Gather is curated by Allen Moore, Nick Meryhew and Rebecca Himelstein.

Blackerface:
Two black gadflies, three white maggots.
https://blackerface.bandcamp.com/
Photo by Michael Egon Schiele.

Katinka Kleijn:
http://www.katinkakleijn.com/
Cellist Katinka Kleijn enjoys a genre-defying career in solo, chamber, improvisation and orchestral performance. As soloist she appeared with the Chicago Symphony Orchestra,The Hague Philharmonic, and premiered Dai Fujikura’s Cello Concerto at Lincoln Center, which was released live on Minabel and Sony Japan Records. Known for her innovative individual projects, she appeared in recital at the Library of Congress, Carolina Performing Arts, and the Chicago Humanities Festival. A collaboration with the performance art duo Industry of the Ordinary resulted in “Intelligence in the Human-Machine”, a duo for cellist and brainwaves. Kleijn recorded David Baker’s Cello Concerto with the Chicago Sinfonietta, as well as with District 97, Relax Your Ears, Ryley Walker, and has a working duo with guitarist Bill MacKay. A member of the Chicago Symphony Orchestra and the International Contemporary Ensemble, she teaches at Roosevelt University and University of Notre Dame.

Lykanthea:
http://www.lykanthea.com/
Over the last four years, the work of Lykanthea’s Lakshmi Ramgopal has transformed from explorations of electro-ambient pop idioms into expansive performances and installations. Her debut EP Migration garnered praise from Noisey, Chicago Tribune, and Public Radio International’s The World for its alchemy of synths, catchy melodies, and Carnatic improvisatory techniques. The record led to a European tour, Leipzig’s Wave-Gotik Treffen, and an opening performance for the 50th anniversary celebrations of Chicago’s Museum of Contemporary Art, where she shared a bill with Billy Corgan, Lupe Fiasco, and Jamila Woods. Amid all this, she completed a PhD at the University of Chicago and teamed up with Paula Matthusen to create Prex Gemina, a sound installation for the American Academy in Rome’s show Cinque Mostre.
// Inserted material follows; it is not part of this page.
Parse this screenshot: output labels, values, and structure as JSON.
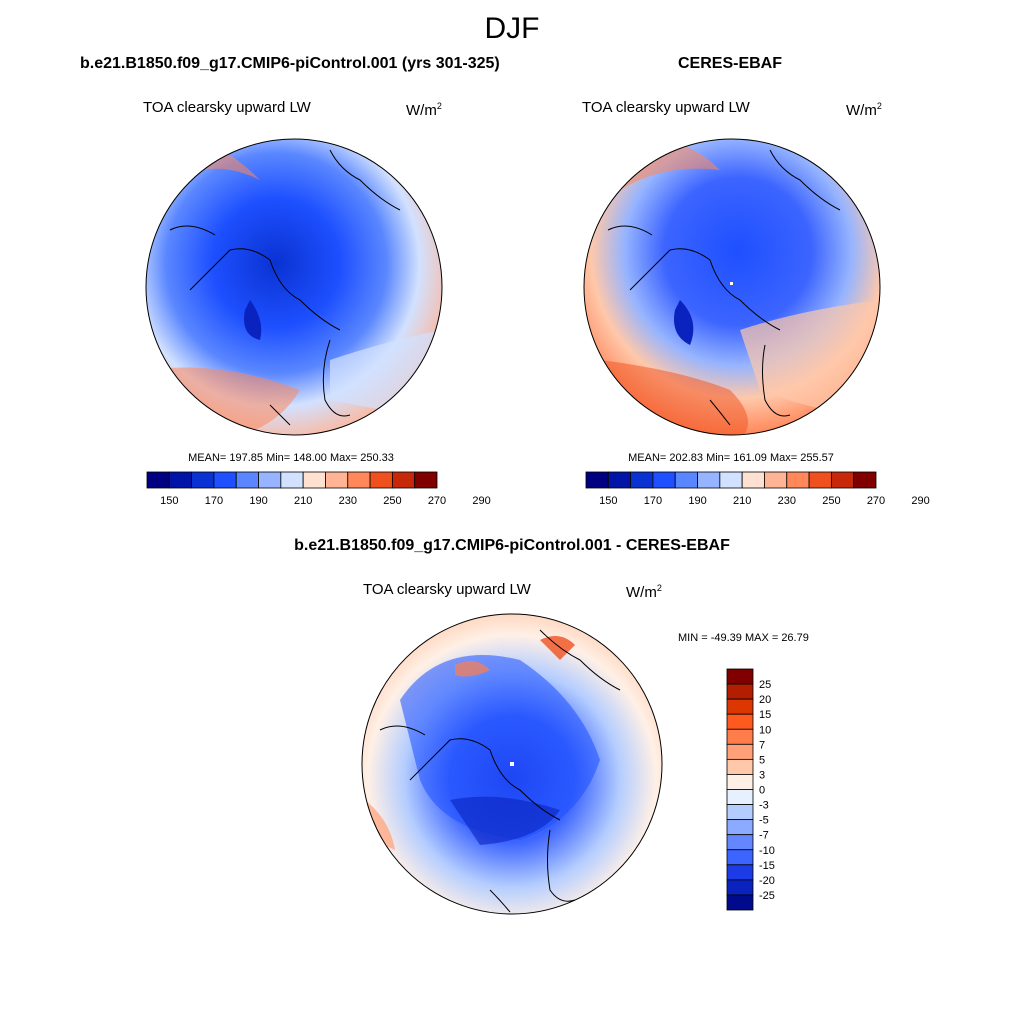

Since the death of her maternal grandmother and birth of her niece last year, Ramgopal has turned her attention to herself with atavistic questions of motherhood and personal legacy with projects like A Half-Light Chorus, a sound installation she created for Experimental Sound Studio in Chicago’s Lincoln Park Conservatory that featured vocalists imitating the calls of birds from India and Sanskrit literature. These projects accompanied multidisciplinary ensemble shows that herald a shift in Ramgopal’s storytelling—one that eschews electronics and synths and embraces the warmth of the sruti box, unprocessed vocals, and performance art and dance.

These journeys find a home in Ramgopal’s follow-up to Migration, which is due in 2019. A study in the search for renewal after loss, hope mingles with despair in her new record. In Lykanthea lies the eternal possibility of transformation and rebirth.